Storm wreaks havoc for US Gulf logistics, raises force majeure fear
Heavy snow across parts of the southern US has brought chaos to logistics in the key export hub of the US Gulf and is likely...
Heavy snow across parts of the southern US has brought chaos to logistics in the key export hub of the US Gulf and is likely to bring further delays, particularly to a tight corn export programme, as snowmelt raises river levels and complicates loading.
The weather has sparked reports of forces majeures being declared in the region, with traders forced to trigger a Clause 20 claim under North American Export Grain Association (NAEGA) rules.
“Loading operations in New Orleans and Houston have been adversely affected by the cold and ice. There have been some NAEGA Clause 20 claims applied for - this is our form of force majuere,” one trade source said, amid the closure of key waterways like the Houston shipping channel.
A polar vortex has brought extreme low temperatures and heavy snow to large parts of Texas – where a significant portion of US wheat exports originate – and along the New Orleans coast, hitting the primary US export hub as it gears up to handle a huge corn export slate.
“Traffic resumed yesterday in most areas. The worst is behind us now. But for certain there were a few days of disruption,” the source said.

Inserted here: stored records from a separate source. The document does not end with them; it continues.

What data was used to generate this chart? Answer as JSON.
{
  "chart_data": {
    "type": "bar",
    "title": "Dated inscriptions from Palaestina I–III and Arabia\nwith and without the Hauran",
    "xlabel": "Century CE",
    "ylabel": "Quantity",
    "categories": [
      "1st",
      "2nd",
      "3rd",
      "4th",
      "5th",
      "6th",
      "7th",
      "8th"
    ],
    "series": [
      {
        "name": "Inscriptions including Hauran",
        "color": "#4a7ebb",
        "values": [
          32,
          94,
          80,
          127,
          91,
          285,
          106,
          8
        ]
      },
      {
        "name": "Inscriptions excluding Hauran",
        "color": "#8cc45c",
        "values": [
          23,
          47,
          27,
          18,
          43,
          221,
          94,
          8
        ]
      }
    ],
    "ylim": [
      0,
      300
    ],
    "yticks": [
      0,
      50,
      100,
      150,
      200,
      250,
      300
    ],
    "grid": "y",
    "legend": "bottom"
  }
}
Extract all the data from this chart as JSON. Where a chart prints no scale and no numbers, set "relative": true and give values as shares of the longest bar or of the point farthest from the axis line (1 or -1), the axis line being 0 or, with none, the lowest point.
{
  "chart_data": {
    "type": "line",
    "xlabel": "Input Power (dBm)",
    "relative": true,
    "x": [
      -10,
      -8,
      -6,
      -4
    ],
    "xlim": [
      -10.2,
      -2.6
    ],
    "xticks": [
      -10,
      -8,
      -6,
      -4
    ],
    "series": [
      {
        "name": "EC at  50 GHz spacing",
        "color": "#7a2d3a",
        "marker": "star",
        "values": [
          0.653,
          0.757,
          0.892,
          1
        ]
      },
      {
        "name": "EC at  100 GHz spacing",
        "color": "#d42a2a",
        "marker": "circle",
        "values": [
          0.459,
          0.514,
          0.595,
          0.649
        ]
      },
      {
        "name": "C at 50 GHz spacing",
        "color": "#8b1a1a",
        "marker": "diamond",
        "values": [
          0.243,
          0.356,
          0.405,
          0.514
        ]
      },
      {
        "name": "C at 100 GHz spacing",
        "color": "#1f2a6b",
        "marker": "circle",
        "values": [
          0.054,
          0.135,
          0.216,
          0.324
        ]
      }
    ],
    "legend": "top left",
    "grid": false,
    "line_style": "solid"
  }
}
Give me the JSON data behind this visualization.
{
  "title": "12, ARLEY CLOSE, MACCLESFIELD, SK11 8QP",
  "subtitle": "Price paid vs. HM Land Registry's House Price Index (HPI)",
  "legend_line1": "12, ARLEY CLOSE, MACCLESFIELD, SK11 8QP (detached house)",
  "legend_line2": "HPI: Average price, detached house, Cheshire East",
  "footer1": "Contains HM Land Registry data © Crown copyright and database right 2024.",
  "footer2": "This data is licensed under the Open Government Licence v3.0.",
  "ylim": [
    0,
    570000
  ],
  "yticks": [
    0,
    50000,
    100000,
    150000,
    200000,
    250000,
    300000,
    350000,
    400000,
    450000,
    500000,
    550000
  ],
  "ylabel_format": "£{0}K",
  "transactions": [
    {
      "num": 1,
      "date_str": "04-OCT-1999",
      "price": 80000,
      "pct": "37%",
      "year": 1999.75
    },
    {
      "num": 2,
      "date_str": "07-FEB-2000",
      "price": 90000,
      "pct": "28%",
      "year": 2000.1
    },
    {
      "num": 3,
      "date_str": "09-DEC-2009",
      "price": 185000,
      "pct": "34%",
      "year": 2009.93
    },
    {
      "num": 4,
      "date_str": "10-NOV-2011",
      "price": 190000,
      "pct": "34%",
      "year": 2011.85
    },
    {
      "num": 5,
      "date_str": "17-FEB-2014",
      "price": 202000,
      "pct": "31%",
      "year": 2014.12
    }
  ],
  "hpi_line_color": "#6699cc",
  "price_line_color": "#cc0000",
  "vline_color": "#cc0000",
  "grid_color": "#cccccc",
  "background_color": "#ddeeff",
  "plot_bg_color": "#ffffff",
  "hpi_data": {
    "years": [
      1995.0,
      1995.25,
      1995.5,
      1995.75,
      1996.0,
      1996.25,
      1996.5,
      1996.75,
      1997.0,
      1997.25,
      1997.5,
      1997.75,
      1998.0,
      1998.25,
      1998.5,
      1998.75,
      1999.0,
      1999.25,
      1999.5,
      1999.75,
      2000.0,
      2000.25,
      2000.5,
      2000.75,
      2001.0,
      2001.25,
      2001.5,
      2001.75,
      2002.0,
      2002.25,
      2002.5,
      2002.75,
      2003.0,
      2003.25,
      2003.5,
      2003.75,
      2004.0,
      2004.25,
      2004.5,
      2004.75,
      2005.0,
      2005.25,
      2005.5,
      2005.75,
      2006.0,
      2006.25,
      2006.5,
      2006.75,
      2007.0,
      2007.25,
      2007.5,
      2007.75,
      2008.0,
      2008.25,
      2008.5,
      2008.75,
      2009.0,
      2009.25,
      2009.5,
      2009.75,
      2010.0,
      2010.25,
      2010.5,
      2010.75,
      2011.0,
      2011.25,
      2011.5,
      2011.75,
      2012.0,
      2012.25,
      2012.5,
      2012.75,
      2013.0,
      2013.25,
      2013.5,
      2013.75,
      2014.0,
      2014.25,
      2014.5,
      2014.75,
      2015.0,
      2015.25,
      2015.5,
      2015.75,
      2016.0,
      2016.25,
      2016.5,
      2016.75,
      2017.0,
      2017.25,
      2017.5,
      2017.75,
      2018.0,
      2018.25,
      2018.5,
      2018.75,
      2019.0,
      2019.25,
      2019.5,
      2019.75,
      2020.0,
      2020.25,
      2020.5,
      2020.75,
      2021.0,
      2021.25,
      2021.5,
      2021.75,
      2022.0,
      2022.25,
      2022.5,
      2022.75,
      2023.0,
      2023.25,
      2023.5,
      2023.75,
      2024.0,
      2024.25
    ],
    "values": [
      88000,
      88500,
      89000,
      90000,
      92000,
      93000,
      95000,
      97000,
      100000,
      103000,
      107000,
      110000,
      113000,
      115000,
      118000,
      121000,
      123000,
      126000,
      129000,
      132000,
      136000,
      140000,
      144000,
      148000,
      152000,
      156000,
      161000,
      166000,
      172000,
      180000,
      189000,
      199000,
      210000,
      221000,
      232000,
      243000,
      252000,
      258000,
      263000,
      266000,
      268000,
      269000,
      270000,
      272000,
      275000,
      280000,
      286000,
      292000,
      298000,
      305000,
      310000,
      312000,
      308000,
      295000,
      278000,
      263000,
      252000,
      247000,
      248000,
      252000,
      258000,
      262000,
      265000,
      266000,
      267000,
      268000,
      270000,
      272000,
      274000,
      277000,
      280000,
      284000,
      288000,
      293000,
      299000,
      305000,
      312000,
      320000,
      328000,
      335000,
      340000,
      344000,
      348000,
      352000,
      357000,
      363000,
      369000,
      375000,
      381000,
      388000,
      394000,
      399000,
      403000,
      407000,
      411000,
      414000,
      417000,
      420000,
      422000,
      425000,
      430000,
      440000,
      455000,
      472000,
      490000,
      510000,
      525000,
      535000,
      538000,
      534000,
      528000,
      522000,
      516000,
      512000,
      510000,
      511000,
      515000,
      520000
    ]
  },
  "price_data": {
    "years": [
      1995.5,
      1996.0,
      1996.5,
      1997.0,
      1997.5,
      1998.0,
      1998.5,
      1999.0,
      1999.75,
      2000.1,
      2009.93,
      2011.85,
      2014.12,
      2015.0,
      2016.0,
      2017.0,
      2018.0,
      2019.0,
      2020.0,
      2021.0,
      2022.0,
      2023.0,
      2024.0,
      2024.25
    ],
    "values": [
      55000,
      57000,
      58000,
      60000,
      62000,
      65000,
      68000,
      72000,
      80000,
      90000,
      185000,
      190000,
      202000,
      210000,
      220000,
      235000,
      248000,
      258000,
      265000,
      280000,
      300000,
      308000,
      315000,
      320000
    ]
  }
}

Large parts of Texas remain without power, however, with a second source saying, “everything is a mess.”
US logistics have been stretched in recent months by its record export pace, first for soybeans but increasingly now for corn as a huge slate of buying from China has brought bumper exports.
Against that, the Gulf is the fulcrum for much of those exports and is the primary hub handling the bulk of the movement.
USDA data showed the hub handled over 900,000 mt of corn in the week to February 11, a second consecutive weekly record pace, alongside 350,000 mt of soybeans, and 60,000 mt of wheat.
The USDA has also called for a record export total for corn at 66 million mt, with 21.5 million mt of exports currently executed – a 32.5% conversion rate versus the outlook with 28 weeks of the marketing year left.
That means the US needs to hit an export rate of around 1.5 million mt of corn per week between now and the end of the marketing year if it is to hit that estimate – a stiff target, but one that sources are confident can be reached if logistics perform flawlessly.
Trade sources also warned that as the snow melts, river levels – key components in the supply chain connecting the Midwest growing regions with the US Gulf export hub – are likely to rise, raising fresh fears of further delay in the weeks ahead.
“Gulf loadings have certainly been impacted along with interior loadings along the river segment. Boat lineups in the Gulf will likely be 3-4 days behind after poor weather late last week,” a third source said, with key river and harbour links closed.
“It is quite a mess, but the weather does look to warm up and improve next week. We have heavy snow cover in most of the Midwest, so high water levels in the river segments will likely be the next issue,” the source said.
Any delay to loadings could upset the export expectations and cycle more corn back into the global ending stocks.